As you can see, the t.test function produces the same results we computed manually above, the only difference being that the t-scores are negated. That is simply due to the order in which one sample is subtracted from another, which doesn't really matter if you're conducting a two-tailed test and therefore only care about the absolute value of the difference between samples.

Recap

A random variable is described by the characteristics of its distribution
The expected value, E[X], of a distribution is the weighted average of all outcomes. It's the center of mass of the distribution.
The variance, Var(X), is the "measure of spread" of a distribution.
The standard deviation of a distribution is the square root of its variance
A probability density function for continuous random variables takes an outcome value as input and returns the probability density for the given outcome
The probability of observing an outcome within a given range can be determined by computing the area under the curve of the probability density function within the given range.
A probability mass function for discrete random variables takes an outcome value as input and returns the actual probability for the given outcome
A sample is a subset of a population. Statistical methods and principles are applied to the sample's distribution in order to make inferences about the true distribution -- i.e. the distribution across the population as a whole
The sample variance is a biased estimate of the true population variance. The bias can be adjusted for by dividing the sum of squared diffs by n-1 instead of n, where n is the sample size.
A summary statistic is a value that summarizes sample data, e.g. the mean or the variance
A sampling distribution is the distribution of a summary statistic (e.g. the mean) calculated from multiple samples drawn from an underlying random variable distribution
The Central Limit Theorem states that, regardless of the underlying distribution, the sampling distribution of the mean is normally distributed, with its mean equal to the underlying population mean and its variance equal to the underlying population variance divided by the sample size
An outcome's z-score is calculated by taking the difference between the outcome and the mean, then dividing by the standard deviation.

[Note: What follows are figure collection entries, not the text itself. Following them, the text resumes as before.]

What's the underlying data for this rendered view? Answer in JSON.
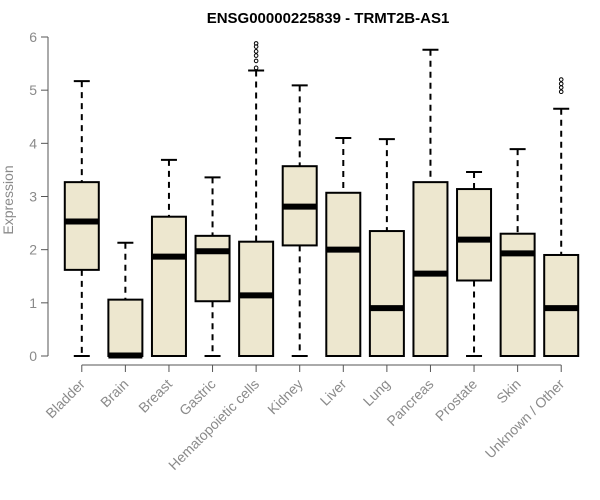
{
  "chart_data": {
    "type": "box",
    "title": "ENSG00000225839 - TRMT2B-AS1",
    "xlabel": "",
    "ylabel": "Expression",
    "ylim": [
      0,
      6
    ],
    "yticks": [
      0,
      1,
      2,
      3,
      4,
      5,
      6
    ],
    "grid": false,
    "legend": "none",
    "colors": {
      "box_fill": "#ede7cf",
      "stroke": "#000000",
      "axis_text": "#8a8a8a"
    },
    "categories": [
      "Bladder",
      "Brain",
      "Breast",
      "Gastric",
      "Hematopoietic cells",
      "Kidney",
      "Liver",
      "Lung",
      "Pancreas",
      "Prostate",
      "Skin",
      "Unknown / Other"
    ],
    "boxes": [
      {
        "category": "Bladder",
        "min": 0,
        "q1": 1.62,
        "median": 2.53,
        "q3": 3.27,
        "max": 5.17,
        "outliers": []
      },
      {
        "category": "Brain",
        "min": 0,
        "q1": 0,
        "median": 0.01,
        "q3": 1.06,
        "max": 2.13,
        "outliers": []
      },
      {
        "category": "Breast",
        "min": 0,
        "q1": 0,
        "median": 1.87,
        "q3": 2.62,
        "max": 3.69,
        "outliers": []
      },
      {
        "category": "Gastric",
        "min": 0,
        "q1": 1.03,
        "median": 1.97,
        "q3": 2.26,
        "max": 3.36,
        "outliers": []
      },
      {
        "category": "Hematopoietic cells",
        "min": 0,
        "q1": 0,
        "median": 1.14,
        "q3": 2.15,
        "max": 5.37,
        "outliers": [
          5.42,
          5.55,
          5.65,
          5.73,
          5.82,
          5.88
        ]
      },
      {
        "category": "Kidney",
        "min": 0,
        "q1": 2.08,
        "median": 2.81,
        "q3": 3.57,
        "max": 5.09,
        "outliers": []
      },
      {
        "category": "Liver",
        "min": 0,
        "q1": 0,
        "median": 2.0,
        "q3": 3.07,
        "max": 4.1,
        "outliers": []
      },
      {
        "category": "Lung",
        "min": 0,
        "q1": 0,
        "median": 0.9,
        "q3": 2.35,
        "max": 4.08,
        "outliers": []
      },
      {
        "category": "Pancreas",
        "min": 0,
        "q1": 0,
        "median": 1.55,
        "q3": 3.27,
        "max": 5.76,
        "outliers": []
      },
      {
        "category": "Prostate",
        "min": 0,
        "q1": 1.42,
        "median": 2.19,
        "q3": 3.14,
        "max": 3.46,
        "outliers": []
      },
      {
        "category": "Skin",
        "min": 0,
        "q1": 0,
        "median": 1.93,
        "q3": 2.3,
        "max": 3.89,
        "outliers": []
      },
      {
        "category": "Unknown / Other",
        "min": 0,
        "q1": 0,
        "median": 0.9,
        "q3": 1.9,
        "max": 4.65,
        "outliers": [
          4.97,
          5.05,
          5.12,
          5.2
        ]
      }
    ]
  }
}
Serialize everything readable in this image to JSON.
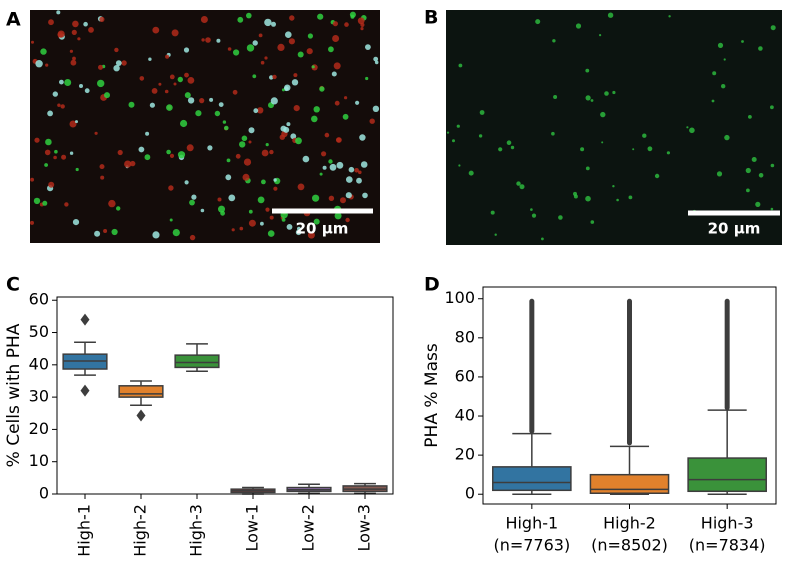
{
  "images": [
    {
      "label": "A",
      "scale_bar": "20 µm"
    },
    {
      "label": "B",
      "scale_bar": "20 µm"
    }
  ],
  "chart_data": [
    {
      "type": "box",
      "panel": "C",
      "ylabel": "% Cells with PHA",
      "categories": [
        "High-1",
        "High-2",
        "High-3",
        "Low-1",
        "Low-2",
        "Low-3"
      ],
      "colors": [
        "#3274a1",
        "#e1812c",
        "#3a923a",
        "#c03d3e",
        "#9372b2",
        "#845b53"
      ],
      "boxes": [
        {
          "whisker_low": 36.8,
          "q1": 38.7,
          "median": 41.2,
          "q3": 43.3,
          "whisker_high": 47,
          "outliers": [
            54,
            32
          ]
        },
        {
          "whisker_low": 27.5,
          "q1": 30,
          "median": 31,
          "q3": 33.5,
          "whisker_high": 35,
          "outliers": [
            24.3
          ]
        },
        {
          "whisker_low": 38,
          "q1": 39.2,
          "median": 40.7,
          "q3": 43,
          "whisker_high": 46.5,
          "outliers": []
        },
        {
          "whisker_low": 0,
          "q1": 0.5,
          "median": 1,
          "q3": 1.5,
          "whisker_high": 2,
          "outliers": []
        },
        {
          "whisker_low": 0.2,
          "q1": 0.8,
          "median": 1.3,
          "q3": 2,
          "whisker_high": 3,
          "outliers": []
        },
        {
          "whisker_low": 0.2,
          "q1": 0.8,
          "median": 1.5,
          "q3": 2.5,
          "whisker_high": 3.2,
          "outliers": []
        }
      ],
      "ylim": [
        0,
        61
      ],
      "yticks": [
        0,
        10,
        20,
        30,
        40,
        50,
        60
      ]
    },
    {
      "type": "box",
      "panel": "D",
      "ylabel": "PHA % Mass",
      "categories": [
        "High-1",
        "High-2",
        "High-3"
      ],
      "sublabels": [
        "(n=7763)",
        "(n=8502)",
        "(n=7834)"
      ],
      "colors": [
        "#3274a1",
        "#e1812c",
        "#3a923a"
      ],
      "boxes": [
        {
          "whisker_low": 0,
          "q1": 2,
          "median": 6,
          "q3": 14,
          "whisker_high": 31,
          "outlier_range": [
            31,
            100
          ]
        },
        {
          "whisker_low": 0,
          "q1": 0.5,
          "median": 2.5,
          "q3": 10,
          "whisker_high": 24.5,
          "outlier_range": [
            25,
            100
          ]
        },
        {
          "whisker_low": 0,
          "q1": 1.5,
          "median": 7.5,
          "q3": 18.5,
          "whisker_high": 43,
          "outlier_range": [
            43,
            100
          ]
        }
      ],
      "ylim": [
        -5,
        106
      ],
      "yticks": [
        0,
        20,
        40,
        60,
        80,
        100
      ]
    }
  ]
}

A z-score is in units of standard deviations.
A statistical significance test gives the probability of observing a given outcome under the assumption of a null hypothesis. The probability is known as the p-value for the test. A p-value <= 0.05 is typically considered significant.
The t-distribution is used for statistical significance tests when the sample size is small and/or when the true population variance is unknown and therefore estimated from the sample.
The sampling distribution of the variance follows a scaled chi-squared distribution with degrees of freedom equal to n-1, where n is the sample size.